Quali sono e come vengono misurate

Sono due le tipologie di emissioni gassose dello stabilimento:

  •  le “convogliate” (dai circa 80 camini presenti);
  •  le “fuggitive” (che riguardano le potenziali perdite dalle cosiddette sorgenti valutate in circa 40mila per l’intero stabilimento e relative a accoppiamenti tra tubazioni, tenute di valvole o pompe). 

Come per tutti gli aspetti ambientali dello stabilimento, anche per le emissioni gassose il documento che le regola è l’Autorizzazione Integrata Ambientale (AIA), che ha richiesto tra l’altro:

  •  la verifica della conformità alle migliori tecnologie disponibili (“BAT - Best Available Technologies”); 
  • una serie di investimenti inseriti in un “piano di miglioramento“ per circa 3milioni e mezzo di Euro
  • le attività di monitoraggio e controllo da mettere in campo per rispettare i limiti stabiliti dalla norma/prescrizioni dell’AIA. 
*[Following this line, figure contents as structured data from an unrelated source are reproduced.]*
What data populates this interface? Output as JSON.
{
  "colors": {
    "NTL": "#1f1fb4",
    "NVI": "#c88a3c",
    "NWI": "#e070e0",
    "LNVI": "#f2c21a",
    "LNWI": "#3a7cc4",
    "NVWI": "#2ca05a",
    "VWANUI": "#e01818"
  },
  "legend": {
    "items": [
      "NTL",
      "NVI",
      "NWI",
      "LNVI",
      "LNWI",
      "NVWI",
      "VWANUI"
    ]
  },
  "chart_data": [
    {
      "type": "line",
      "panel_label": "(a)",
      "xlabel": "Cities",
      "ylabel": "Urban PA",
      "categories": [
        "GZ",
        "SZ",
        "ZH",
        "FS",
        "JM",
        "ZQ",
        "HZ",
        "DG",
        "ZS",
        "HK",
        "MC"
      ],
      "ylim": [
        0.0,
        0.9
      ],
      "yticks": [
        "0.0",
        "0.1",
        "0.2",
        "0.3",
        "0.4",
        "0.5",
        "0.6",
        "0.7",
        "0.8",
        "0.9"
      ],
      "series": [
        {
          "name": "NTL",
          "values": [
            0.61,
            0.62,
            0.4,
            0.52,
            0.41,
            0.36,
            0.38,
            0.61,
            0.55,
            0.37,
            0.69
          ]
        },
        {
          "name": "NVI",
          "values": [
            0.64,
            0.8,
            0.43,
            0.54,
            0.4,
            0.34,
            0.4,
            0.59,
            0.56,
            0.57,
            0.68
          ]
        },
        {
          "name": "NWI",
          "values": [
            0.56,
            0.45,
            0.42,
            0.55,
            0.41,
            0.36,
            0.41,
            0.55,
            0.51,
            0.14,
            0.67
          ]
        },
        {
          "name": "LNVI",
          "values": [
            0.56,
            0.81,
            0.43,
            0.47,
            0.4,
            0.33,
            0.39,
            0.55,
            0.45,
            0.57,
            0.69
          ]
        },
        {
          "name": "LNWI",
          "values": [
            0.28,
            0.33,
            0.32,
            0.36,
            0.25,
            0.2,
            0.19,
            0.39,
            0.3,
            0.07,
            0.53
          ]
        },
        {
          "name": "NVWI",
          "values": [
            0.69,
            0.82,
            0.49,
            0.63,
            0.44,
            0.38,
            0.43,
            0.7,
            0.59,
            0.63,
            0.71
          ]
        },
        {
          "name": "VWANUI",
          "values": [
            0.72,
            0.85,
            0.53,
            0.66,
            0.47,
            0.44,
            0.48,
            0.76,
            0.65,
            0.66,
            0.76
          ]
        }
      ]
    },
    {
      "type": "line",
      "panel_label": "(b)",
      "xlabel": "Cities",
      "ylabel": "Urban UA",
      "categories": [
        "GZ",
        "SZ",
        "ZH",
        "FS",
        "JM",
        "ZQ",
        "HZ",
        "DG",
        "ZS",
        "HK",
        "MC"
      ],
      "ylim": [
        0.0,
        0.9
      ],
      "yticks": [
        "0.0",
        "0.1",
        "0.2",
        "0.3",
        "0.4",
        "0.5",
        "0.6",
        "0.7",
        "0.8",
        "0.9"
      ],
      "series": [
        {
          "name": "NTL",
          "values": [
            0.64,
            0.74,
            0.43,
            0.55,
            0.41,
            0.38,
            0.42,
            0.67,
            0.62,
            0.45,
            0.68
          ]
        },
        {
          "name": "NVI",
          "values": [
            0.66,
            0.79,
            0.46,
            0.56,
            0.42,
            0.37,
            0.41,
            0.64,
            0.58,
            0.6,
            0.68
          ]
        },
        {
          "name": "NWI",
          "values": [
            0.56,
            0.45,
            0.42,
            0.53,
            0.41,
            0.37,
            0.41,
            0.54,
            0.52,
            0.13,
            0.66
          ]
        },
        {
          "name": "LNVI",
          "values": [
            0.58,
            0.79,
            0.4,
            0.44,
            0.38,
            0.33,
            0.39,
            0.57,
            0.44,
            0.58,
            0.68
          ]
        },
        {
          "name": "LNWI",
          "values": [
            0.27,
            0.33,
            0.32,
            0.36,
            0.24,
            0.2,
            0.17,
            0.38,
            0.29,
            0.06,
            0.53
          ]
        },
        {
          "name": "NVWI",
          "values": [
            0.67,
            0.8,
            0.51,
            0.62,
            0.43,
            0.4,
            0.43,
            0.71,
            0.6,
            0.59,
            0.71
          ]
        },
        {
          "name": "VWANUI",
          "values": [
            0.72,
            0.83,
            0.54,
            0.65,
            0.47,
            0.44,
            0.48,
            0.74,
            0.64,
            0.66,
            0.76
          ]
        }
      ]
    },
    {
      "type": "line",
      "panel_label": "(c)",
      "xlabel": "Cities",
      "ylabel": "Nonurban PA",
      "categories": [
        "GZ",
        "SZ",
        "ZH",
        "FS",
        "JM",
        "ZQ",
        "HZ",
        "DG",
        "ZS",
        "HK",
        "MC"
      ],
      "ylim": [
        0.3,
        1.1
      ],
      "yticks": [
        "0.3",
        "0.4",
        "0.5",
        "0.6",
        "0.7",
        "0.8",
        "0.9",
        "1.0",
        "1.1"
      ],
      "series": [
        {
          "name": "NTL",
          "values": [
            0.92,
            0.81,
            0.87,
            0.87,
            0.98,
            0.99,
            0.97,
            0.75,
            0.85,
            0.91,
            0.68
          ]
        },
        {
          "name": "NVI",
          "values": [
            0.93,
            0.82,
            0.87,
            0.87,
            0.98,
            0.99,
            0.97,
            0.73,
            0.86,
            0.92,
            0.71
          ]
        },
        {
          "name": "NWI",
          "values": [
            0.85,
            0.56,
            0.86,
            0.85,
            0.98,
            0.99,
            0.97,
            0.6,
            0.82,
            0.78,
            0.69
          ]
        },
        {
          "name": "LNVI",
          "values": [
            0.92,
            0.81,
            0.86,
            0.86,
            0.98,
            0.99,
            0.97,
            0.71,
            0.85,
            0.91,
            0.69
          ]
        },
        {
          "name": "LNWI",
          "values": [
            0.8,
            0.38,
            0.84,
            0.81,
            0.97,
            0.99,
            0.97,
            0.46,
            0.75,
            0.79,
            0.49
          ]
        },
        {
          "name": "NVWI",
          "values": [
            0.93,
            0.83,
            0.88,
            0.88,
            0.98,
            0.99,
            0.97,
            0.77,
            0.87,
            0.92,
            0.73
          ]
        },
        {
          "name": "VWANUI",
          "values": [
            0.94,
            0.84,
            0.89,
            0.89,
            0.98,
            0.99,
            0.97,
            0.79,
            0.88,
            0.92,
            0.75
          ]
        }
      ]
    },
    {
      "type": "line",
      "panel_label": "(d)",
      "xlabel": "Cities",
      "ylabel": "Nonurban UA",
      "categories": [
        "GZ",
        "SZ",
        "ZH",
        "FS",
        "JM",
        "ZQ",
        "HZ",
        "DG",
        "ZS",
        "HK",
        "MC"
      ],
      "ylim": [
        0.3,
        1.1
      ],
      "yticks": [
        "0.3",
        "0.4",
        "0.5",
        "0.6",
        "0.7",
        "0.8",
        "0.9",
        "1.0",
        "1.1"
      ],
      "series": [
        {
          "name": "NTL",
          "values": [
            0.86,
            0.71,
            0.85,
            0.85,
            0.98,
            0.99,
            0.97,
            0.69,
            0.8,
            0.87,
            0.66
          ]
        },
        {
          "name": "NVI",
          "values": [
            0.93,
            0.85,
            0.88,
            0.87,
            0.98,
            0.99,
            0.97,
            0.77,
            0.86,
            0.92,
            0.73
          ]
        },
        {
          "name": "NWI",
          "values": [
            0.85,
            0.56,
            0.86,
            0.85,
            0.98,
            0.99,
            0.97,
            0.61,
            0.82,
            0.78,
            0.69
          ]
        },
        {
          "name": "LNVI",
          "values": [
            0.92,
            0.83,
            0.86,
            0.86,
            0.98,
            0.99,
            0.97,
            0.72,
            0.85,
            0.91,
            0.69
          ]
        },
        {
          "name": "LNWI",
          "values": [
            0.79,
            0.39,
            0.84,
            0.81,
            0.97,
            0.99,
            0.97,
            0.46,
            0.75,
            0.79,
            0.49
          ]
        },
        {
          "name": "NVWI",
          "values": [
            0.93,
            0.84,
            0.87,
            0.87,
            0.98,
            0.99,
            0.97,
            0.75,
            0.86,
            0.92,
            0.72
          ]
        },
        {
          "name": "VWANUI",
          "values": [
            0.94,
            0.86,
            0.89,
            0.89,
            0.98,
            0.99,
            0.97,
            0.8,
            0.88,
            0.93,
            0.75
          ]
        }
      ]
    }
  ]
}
Una specifica prescrizione richiedeva una valutazione di rischio potenziale sulla salute della popolazione, utilizzando un modello di dispersione delle emissione gassose, approvato dagli Enti:

  • il modello ha permesso di valutare, le  i livelli di concentrazione nell’area più critica (massima ricaduta). Dalle prime valutazioni concentrazioni risultano significativamente inferiori ai limiti potenzialmente nocivi per la salute: tali risultati sono attualmente oggetto di validazione da parte delle Autorità;
  • la correttezza di queste valutazioni è ad oggi confermata da alcune campagne di analisi condotte in varie zone intorno al sito di Spinetta che rilevano concentrazioni estremamente basse, in linea o inferiori a quelle determinate con il modello;
  • un’altra prescrizione richiedeva l’installazione di una nuova centralina di monitoraggio. La centralina è stata realizzata e da Giugno 2015 è totalmente gestita da ARPA.

Una nuova centralina a tutela della salute

A Giugno 2015 Solvay ha consegnato ufficialmente ad ARPA la nuova centralina per il monitoraggio continuo della qualità dell’aria a Spinetta Marengo:

  • la centralina è collocata nella zona nord dello stabilimento, vicino al “Garden Ville”. La posizione è stata scelta, sulla base dei risultati del modello di ricaduta, nella zona  di massima ricaduta di inquinanti;
  • un analizzatore estremamente sensibile che utilizza una tecnologia laser di ultima generazione, scelto congiuntamente da Solvay e ARPA è in grado di misurare concentrazioni di acido cloridrico e fluoridrico a livelli bassissimi, pari ad una parte per miliardo (microgrammi per metro cubo);
  • la centralina si aggiunge a quella già in funzione da circa 20 anni in Via del Ferraio;
  • l’Arpa metterà a disposizione del pubblico i dati misurati da questa centralina.